Last week, only around 28,000 people demonstrated nationwide, according to  the authorities, a tenth of the numbers that turned out for the inaugural protest on November 17.
The rally coincides with the end of the public debates called by President Emmanuel Macron to try take the heat out of the protests and give voters a forum to propose policy changes.
Around half a million people turned out at townhall-style meetings held  around the country over the past two months.
But many "yellow vests" dismissed the consultation as a smoke-screen.
The police on Saturday used tear gas and water cannon to repel protesters who gathered at the foot of the Arc de Triomphe war memorial, which was sacked by protesters on December 1 in scenes that drew international condemnation.
Protesters shelter behind fences during clashes with the police. Photo: Alain Jocard/AFP   
Several news stands also went up in smoke as groups of mostly black-clad  demonstrators pelted the security forces with stones and erected barricades.
 "There are a number of people who have come just to smash things," Castaner said, estimating that some 1,500 "ultra violent" activists had infiltrated the crowd of "between 7,000 and 8,000".
 Police fired tear gas to disperse protesters who erected barricades near the Champs-Elysées in scenes reminiscent of some of the most tense "yellow vest" rallies.
The journalist Charles Baudry tweeted footage or riot police in hand-to-hand fighting with protesters. 

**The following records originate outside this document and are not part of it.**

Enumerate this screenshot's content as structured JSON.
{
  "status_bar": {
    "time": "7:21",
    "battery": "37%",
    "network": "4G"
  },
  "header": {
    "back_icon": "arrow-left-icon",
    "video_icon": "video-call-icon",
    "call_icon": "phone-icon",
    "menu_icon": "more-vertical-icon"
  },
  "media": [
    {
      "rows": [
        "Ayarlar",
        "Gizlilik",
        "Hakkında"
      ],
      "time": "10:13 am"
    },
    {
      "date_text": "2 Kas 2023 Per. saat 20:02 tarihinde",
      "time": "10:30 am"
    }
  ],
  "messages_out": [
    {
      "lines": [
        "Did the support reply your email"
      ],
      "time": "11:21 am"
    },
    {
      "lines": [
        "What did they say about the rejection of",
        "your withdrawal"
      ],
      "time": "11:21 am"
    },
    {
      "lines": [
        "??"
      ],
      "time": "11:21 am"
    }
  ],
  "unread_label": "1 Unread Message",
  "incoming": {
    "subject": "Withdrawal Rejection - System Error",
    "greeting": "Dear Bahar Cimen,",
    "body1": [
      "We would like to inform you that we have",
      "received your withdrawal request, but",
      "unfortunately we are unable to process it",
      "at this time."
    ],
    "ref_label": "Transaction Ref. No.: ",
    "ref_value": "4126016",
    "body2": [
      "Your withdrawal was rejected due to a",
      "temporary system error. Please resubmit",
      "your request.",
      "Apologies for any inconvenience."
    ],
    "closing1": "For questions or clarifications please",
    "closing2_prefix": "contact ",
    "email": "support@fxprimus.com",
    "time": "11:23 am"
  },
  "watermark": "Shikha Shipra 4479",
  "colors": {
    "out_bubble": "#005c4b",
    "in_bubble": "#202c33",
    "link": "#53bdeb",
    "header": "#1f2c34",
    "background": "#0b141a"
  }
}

Groups of masked protesters lobbed stones at police defending the Arc de Triomphe war memorial. The police responded with teargas and water cannon.
The Local's columnist John Lichfield, a veteran Paris foreign correspondent, cautioned against seeing the days' events as a revival for the movement. 

His entire Twitter thread of the day's events is well worth following. 

From early morning protesters began pouring into the capital by train and car from around the country for what they called an "ultimatum" to Macron.  Over 5,000 police were deployed, along with several armoured police vehicles, and several metro stations were closed.
Macron, who was caught off guard when grassroots protesters began occupying traffic roundabouts in November over fuel taxes, has loosened the state's purse strings to the tune of 10 billion euros ($11.2 billion) to try defuse the protests.
He also travelled the length and breadth of the country, engaging in marathon debates with local politicians and voters.
But the measures failed to quell the anger of the demonstrators, who accuse the former investment banker, of being in the pocket of the rich.
Laurent Casanova, an engineer who was among the protesters, told AFP he had come to mark the end of the consultations.
"We have been patient but now we want results," he said.
The protest is one of several planned in Paris on Saturday, where French climate campaigners are also planning a "March of The Century".
The rally started off peaceful, with some protesters carrying signs expressing solidarity with the victims of Friday's mosque shooting in New Zealand. 
The placard reads "Crhistchurch Paris Love You". Photo: Alain Jocard / AFP
But it quickly turned violent, with police deploying tear gas and water cannons to disperse the crowd. 
Here a protestor wears a mask of French President Emmanuel Macron daubed with the word 'Psycho. 
Photo: Zakaria Abdelkafi/AFP
A scooter and stones are thrown by protesters during clashes with French riot forces.